El fenómeno Rawayana conquistó Madrid con una conexión total con el público

Rawayana convirtió este fin de semana Madrid, España, en una fiesta caraqueña: 20 mil personas, la mayoría venezolanas, hicieron del Movistar Arena un territorio emocional donde la nostalgia, la música y el orgullo migrante se mezclaron sin pedir permiso. 

Rawayana conquistó Madrid

El concierto del viernes, Día de San Isidro, fue mucho más que una fecha de gira. El Movistar Arena, repleto hasta el último asiento, se transformó en un espejo de la diáspora venezolana que ha encontrado en Madrid un hogar adoptivo.  

Mientras la ciudad celebraba a su patrono con chotis y tradiciones castizas, a pocos kilómetros Rawayana levantaba otra celebración.  
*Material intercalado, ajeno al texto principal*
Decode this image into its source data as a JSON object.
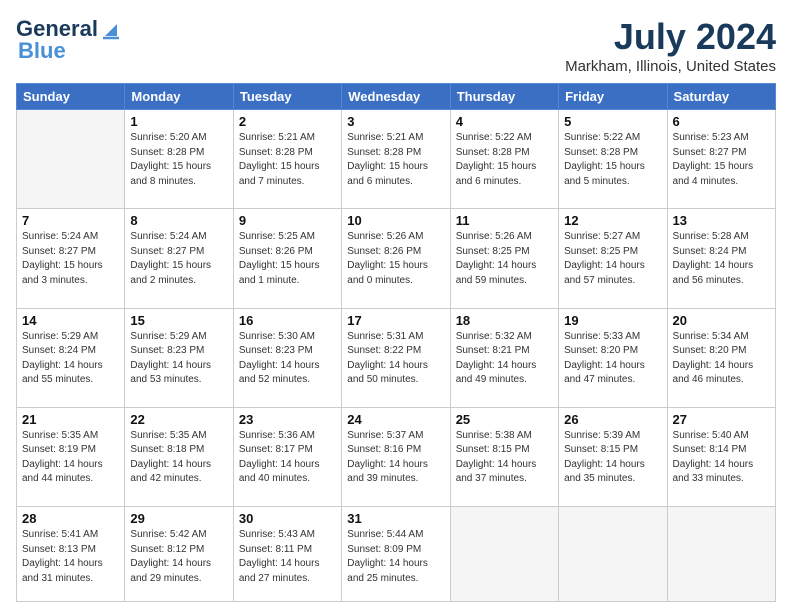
{
  "logo": {
    "line1": "General",
    "line2": "Blue"
  },
  "title": "July 2024",
  "subtitle": "Markham, Illinois, United States",
  "weekdays": [
    "Sunday",
    "Monday",
    "Tuesday",
    "Wednesday",
    "Thursday",
    "Friday",
    "Saturday"
  ],
  "weeks": [
    [
      {
        "day": "",
        "info": ""
      },
      {
        "day": "1",
        "info": "Sunrise: 5:20 AM\nSunset: 8:28 PM\nDaylight: 15 hours\nand 8 minutes."
      },
      {
        "day": "2",
        "info": "Sunrise: 5:21 AM\nSunset: 8:28 PM\nDaylight: 15 hours\nand 7 minutes."
      },
      {
        "day": "3",
        "info": "Sunrise: 5:21 AM\nSunset: 8:28 PM\nDaylight: 15 hours\nand 6 minutes."
      },
      {
        "day": "4",
        "info": "Sunrise: 5:22 AM\nSunset: 8:28 PM\nDaylight: 15 hours\nand 6 minutes."
      },
      {
        "day": "5",
        "info": "Sunrise: 5:22 AM\nSunset: 8:28 PM\nDaylight: 15 hours\nand 5 minutes."
      },
      {
        "day": "6",
        "info": "Sunrise: 5:23 AM\nSunset: 8:27 PM\nDaylight: 15 hours\nand 4 minutes."
      }
    ],
    [
      {
        "day": "7",
        "info": "Sunrise: 5:24 AM\nSunset: 8:27 PM\nDaylight: 15 hours\nand 3 minutes."
      },
      {
        "day": "8",
        "info": "Sunrise: 5:24 AM\nSunset: 8:27 PM\nDaylight: 15 hours\nand 2 minutes."
      },
      {
        "day": "9",
        "info": "Sunrise: 5:25 AM\nSunset: 8:26 PM\nDaylight: 15 hours\nand 1 minute."
      },
      {
        "day": "10",
        "info": "Sunrise: 5:26 AM\nSunset: 8:26 PM\nDaylight: 15 hours\nand 0 minutes."
      },
      {
        "day": "11",
        "info": "Sunrise: 5:26 AM\nSunset: 8:25 PM\nDaylight: 14 hours\nand 59 minutes."
      },
      {
        "day": "12",
        "info": "Sunrise: 5:27 AM\nSunset: 8:25 PM\nDaylight: 14 hours\nand 57 minutes."
      },
      {
        "day": "13",
        "info": "Sunrise: 5:28 AM\nSunset: 8:24 PM\nDaylight: 14 hours\nand 56 minutes."
      }
    ],
    [
      {
        "day": "14",
        "info": "Sunrise: 5:29 AM\nSunset: 8:24 PM\nDaylight: 14 hours\nand 55 minutes."
      },
      {
        "day": "15",
        "info": "Sunrise: 5:29 AM\nSunset: 8:23 PM\nDaylight: 14 hours\nand 53 minutes."
      },
      {
        "day": "16",
        "info": "Sunrise: 5:30 AM\nSunset: 8:23 PM\nDaylight: 14 hours\nand 52 minutes."
      },
      {
        "day": "17",
        "info": "Sunrise: 5:31 AM\nSunset: 8:22 PM\nDaylight: 14 hours\nand 50 minutes."
      },
      {
        "day": "18",
        "info": "Sunrise: 5:32 AM\nSunset: 8:21 PM\nDaylight: 14 hours\nand 49 minutes."
      },
      {
        "day": "19",
        "info": "Sunrise: 5:33 AM\nSunset: 8:20 PM\nDaylight: 14 hours\nand 47 minutes."
      },
      {
        "day": "20",
        "info": "Sunrise: 5:34 AM\nSunset: 8:20 PM\nDaylight: 14 hours\nand 46 minutes."
      }
    ],
    [
      {
        "day": "21",
        "info": "Sunrise: 5:35 AM\nSunset: 8:19 PM\nDaylight: 14 hours\nand 44 minutes."
      },
      {
        "day": "22",
        "info": "Sunrise: 5:35 AM\nSunset: 8:18 PM\nDaylight: 14 hours\nand 42 minutes."
      },
      {
        "day": "23",
        "info": "Sunrise: 5:36 AM\nSunset: 8:17 PM\nDaylight: 14 hours\nand 40 minutes."
      },
      {
        "day": "24",
        "info": "Sunrise: 5:37 AM\nSunset: 8:16 PM\nDaylight: 14 hours\nand 39 minutes."
      },
      {
        "day": "25",
        "info": "Sunrise: 5:38 AM\nSunset: 8:15 PM\nDaylight: 14 hours\nand 37 minutes."
      },
      {
        "day": "26",
        "info": "Sunrise: 5:39 AM\nSunset: 8:15 PM\nDaylight: 14 hours\nand 35 minutes."
      },
      {
        "day": "27",
        "info": "Sunrise: 5:40 AM\nSunset: 8:14 PM\nDaylight: 14 hours\nand 33 minutes."
      }
    ],
    [
      {
        "day": "28",
        "info": "Sunrise: 5:41 AM\nSunset: 8:13 PM\nDaylight: 14 hours\nand 31 minutes."
      },
      {
        "day": "29",
        "info": "Sunrise: 5:42 AM\nSunset: 8:12 PM\nDaylight: 14 hours\nand 29 minutes."
      },
      {
        "day": "30",
        "info": "Sunrise: 5:43 AM\nSunset: 8:11 PM\nDaylight: 14 hours\nand 27 minutes."
      },
      {
        "day": "31",
        "info": "Sunrise: 5:44 AM\nSunset: 8:09 PM\nDaylight: 14 hours\nand 25 minutes."
      },
      {
        "day": "",
        "info": ""
      },
      {
        "day": "",
        "info": ""
      },
      {
        "day": "",
        "info": ""
      }
    ]
  ]
}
Una Caracas portátil, hecha de acentos, cerveza, recuerdos y un sonido que ya es parte del ADN cultural de la capital española. Era la prueba viva de ese intercambio que lleva años cocinándose: «Madrid nos recibe, y nosotros la llenamos de Caribe». 

Desde las primeras notas, el aire dejó de ser madrileño para convertirse en un soplo de Venezuela. El setlist —ese evangelio rawayero que incluye Dame un break, Binikini, La tormenta y La noche que no había Uber— desató un coro unánime que parecía surgir de una sola garganta.  

Pero el momento que quebró la noche ocurrió cuando Beto Montenegro abandonó el escenario y, cuatro en mano, se abrió paso entre el público para cantar Tonada por ella.